问题
I have some questions related to JSON serialization using Jackson in a project where I use Spring Boot 2.0.0.M6
, Spring Framework 5.0.1.RELEASE
and Jackson 2.9.2
.
I have configured the following Jackson-related settings in application.properties
:
spring.jackson.serialization.WRITE_DATES_AS_TIMESTAMPS=false
Serialization works mostly as I need. Nevertheless, I have noticed that Jackson seems to cut-off milliseconds if they are 000
.
Test 1: Serialize Instant with milliseconds set to 000
:
- Initialize Instant field using
Instant.parse("2017-09-14T04:28:48.000Z")
- Serialize it using Jackson
- Output will be
"2017-09-14T04:28:48Z"
Test 2: Serialize Instant with milliseconds set to some non-000
value:
- Initialize Instant field using
Instant.parse("2017-09-14T04:28:48.100Z")
- Serialize it using Jackson
- Output will be
"2017-09-14T04:28:48.100Z"
Questions:
- Is that behavior by design?
- Is there anything I can do to force serialization of
000
?
回答1:
There appears to be a Jackson issue open for this here*. That link contains two workarounds
Workaround 1
ObjectMapper objectMapper = new ObjectMapper();
objectMapper.registerModule(new JavaTimeModule());
SimpleModule module = new SimpleModule();
module.addSerializer(ZonedDateTime.class, new JsonSerializer<ZonedDateTime>() {
@Override
public void serialize(ZonedDateTime zonedDateTime, JsonGenerator jsonGenerator, SerializerProvider serializerProvider) throws IOException, JsonProcessingException {
jsonGenerator.writeString(DateTimeFormatter.ofPattern("yyyy-MM-dd'T'HH:mm:ss.SSSZZZ").format(zonedDateTime));
}
});
objectMapper.registerModule(module);
objectMapper.disable(SerializationFeature.WRITE_DATES_AS_TIMESTAMPS);
objectMapper.enable(SerializationFeature.INDENT_OUTPUT);
Workaround 2
JavaTimeModule javaTimeModule = new JavaTimeModule();
javaTimeModule.addSerializer(ZonedDateTime.class,
new ZonedDateTimeSerializer(DateTimeFormatter.ofPattern("yyyy-MM-dd'T'HH:mm:ss.SSSX")));
ObjectMapper mapper = new ObjectMapper().registerModule(javaTimeModule);
*Link is dead because they deprecated FasterXML/jackson-datatype-jsr310 and moved it to jackson-modules-java8. See https://github.com/FasterXML/jackson-modules-java8/issues/76
回答2:
I solve using this aproach:
ObjectMapper objectMapper = new ObjectMapper();
JavaTimeModule module = new JavaTimeModule();
module.addSerializer(Instant.class, new InstantSerializerWithMilliSecondPrecision());
objectMapper.registerModule(module);
And for InstantSerializerWithMilliSecondPrecision i used this:
public class InstantSerializerWithMilliSecondPrecision extends InstantSerializer {
public InstantSerializerWithMilliSecondPrecision() {
super(InstantSerializer.INSTANCE, false, new DateTimeFormatterBuilder().appendInstant(3).toFormatter());
}
}
Now the Instant serialization always includes milliseconds. Example: 2019-09-27T02:59:59.000Z
回答3:
None of two workarounds mentioned by Sean Carroll works me. I end up with writing my own serializer for Instant.
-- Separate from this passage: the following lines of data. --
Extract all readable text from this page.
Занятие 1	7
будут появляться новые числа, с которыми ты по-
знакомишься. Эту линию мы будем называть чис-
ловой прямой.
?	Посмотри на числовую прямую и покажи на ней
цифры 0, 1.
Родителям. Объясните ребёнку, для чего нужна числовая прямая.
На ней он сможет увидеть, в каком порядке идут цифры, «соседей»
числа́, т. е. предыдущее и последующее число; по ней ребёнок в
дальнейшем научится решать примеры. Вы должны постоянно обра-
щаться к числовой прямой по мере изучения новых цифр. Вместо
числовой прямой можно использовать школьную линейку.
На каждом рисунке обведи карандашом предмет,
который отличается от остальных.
final ObjectMapper mapper = new ObjectMapper();
final JavaTimeModule javaTimeModule = new JavaTimeModule();
javaTimeModule.addSerializer(Instant.class, new KeepMillisecondInstantSerializer());
mapper.registerModule(javaTimeModule);
public class KeepMillisecondInstantSerializer extends JsonSerializer<Instant> {
private final DateTimeFormatter dateTimeFormatter = DateTimeFormatter.ofPattern("yyyy-MM-dd'T'HH:mm:ss.SSSX")
.withZone(ZoneId.of("UTC"));
@Override
public void serialize(final Instant instant, final JsonGenerator jsonGenerator, final SerializerProvider serializerProvider) throws IOException {
final String serializedInstant = dateTimeFormatter.format(instant);
jsonGenerator.writeString(serializedInstant);
}
}
I guess Jackson use Instant.toString() method to serialize Instant objects by default. I also find some discussions about Instant.toString() method on StackOverflow.